While public leaks grab attention, most secret exposure happens quietly—in internal repositories, build systems, and developer workflows—where ownership is unclear and fixes are often delayed.
“Private is often mistaken for safe, when really it just means fewer people are watching,” says Gupta. “Inside private repos, people relax. Because it feels contained, vigilance drops. All it takes is one supply-chain breach or someone leaving with unauthorized access.”
The real danger lies in the sheer number of NHIs being created faster than organizations can track them. “The smartest CISOs today are pushing their DevOps and dev teams to adopt better authorization methods than long-lived, overprivileged API keys,” he says.
To Bejerasco of WithSecure, the security risks tied to AI-generated code are urgent. “Leadership’s appetite for AI adoption is high right now, and we need to manage that risk—even though the tools and controls aren’t fully mature yet,” she says.

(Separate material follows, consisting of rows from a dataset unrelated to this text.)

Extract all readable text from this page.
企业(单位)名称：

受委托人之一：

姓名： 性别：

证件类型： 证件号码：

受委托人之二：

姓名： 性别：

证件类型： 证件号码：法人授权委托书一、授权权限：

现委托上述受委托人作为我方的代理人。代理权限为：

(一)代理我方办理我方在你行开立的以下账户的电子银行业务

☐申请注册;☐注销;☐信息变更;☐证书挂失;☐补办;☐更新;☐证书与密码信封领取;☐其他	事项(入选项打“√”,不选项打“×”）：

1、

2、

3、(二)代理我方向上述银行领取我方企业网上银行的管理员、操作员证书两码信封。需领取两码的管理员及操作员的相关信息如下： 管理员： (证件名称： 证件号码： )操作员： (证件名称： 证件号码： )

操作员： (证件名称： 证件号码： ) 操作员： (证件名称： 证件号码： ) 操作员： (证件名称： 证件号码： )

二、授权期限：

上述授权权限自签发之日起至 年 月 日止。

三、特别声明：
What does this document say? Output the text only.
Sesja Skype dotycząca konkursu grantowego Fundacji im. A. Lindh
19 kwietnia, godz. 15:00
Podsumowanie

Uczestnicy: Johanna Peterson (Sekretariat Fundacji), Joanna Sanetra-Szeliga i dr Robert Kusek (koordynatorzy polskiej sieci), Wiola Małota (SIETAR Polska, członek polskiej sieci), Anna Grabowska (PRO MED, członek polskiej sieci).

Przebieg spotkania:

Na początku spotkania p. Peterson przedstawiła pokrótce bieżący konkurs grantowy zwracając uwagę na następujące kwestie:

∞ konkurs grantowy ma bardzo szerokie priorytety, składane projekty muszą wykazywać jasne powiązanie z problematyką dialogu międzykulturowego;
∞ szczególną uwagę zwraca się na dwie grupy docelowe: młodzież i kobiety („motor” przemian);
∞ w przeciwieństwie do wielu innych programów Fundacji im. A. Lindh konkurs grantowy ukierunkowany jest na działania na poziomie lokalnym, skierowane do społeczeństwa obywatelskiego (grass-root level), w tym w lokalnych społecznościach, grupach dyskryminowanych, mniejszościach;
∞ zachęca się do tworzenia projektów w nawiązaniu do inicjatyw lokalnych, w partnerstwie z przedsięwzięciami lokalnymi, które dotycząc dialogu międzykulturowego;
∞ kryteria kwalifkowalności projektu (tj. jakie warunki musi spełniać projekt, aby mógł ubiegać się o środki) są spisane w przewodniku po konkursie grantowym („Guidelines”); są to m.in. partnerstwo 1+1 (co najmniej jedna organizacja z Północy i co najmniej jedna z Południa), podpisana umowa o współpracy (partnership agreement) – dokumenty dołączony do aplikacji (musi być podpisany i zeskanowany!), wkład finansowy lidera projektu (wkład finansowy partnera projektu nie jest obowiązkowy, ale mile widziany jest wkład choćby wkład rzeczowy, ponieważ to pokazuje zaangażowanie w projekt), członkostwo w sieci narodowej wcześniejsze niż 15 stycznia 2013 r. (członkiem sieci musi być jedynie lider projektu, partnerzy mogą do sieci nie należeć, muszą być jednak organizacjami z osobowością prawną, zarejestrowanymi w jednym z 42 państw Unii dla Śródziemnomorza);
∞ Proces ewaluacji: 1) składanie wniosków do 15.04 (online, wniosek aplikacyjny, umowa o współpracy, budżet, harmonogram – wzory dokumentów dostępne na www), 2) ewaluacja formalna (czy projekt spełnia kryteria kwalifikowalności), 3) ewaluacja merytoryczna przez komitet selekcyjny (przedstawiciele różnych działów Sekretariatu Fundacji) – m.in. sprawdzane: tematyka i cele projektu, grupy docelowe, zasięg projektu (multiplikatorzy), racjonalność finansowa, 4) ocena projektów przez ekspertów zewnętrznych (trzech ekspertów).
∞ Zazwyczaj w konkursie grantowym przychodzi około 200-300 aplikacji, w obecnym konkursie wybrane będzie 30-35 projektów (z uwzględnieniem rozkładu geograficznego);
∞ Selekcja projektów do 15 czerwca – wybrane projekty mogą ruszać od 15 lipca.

Yet despite the urgency, the industry is still figuring out how to respond. “I don’t think anyone has all the answers yet—we’re all building governance as we go,” Bejerasco says. As AI agents become more common, traditional methods may not keep up, and organizations might need AI to help govern AI, she adds.
MacKinnon believes CISOs shouldn’t face this alone. They should involve CEOs and CTOs, making it clear that “the risk is real and widespread.”
“There’s never a perfect time to address it, but proactively reducing that risk is far easier and cheaper than learning about it after it’s been exploited to compromise your company,” MacKinnon says.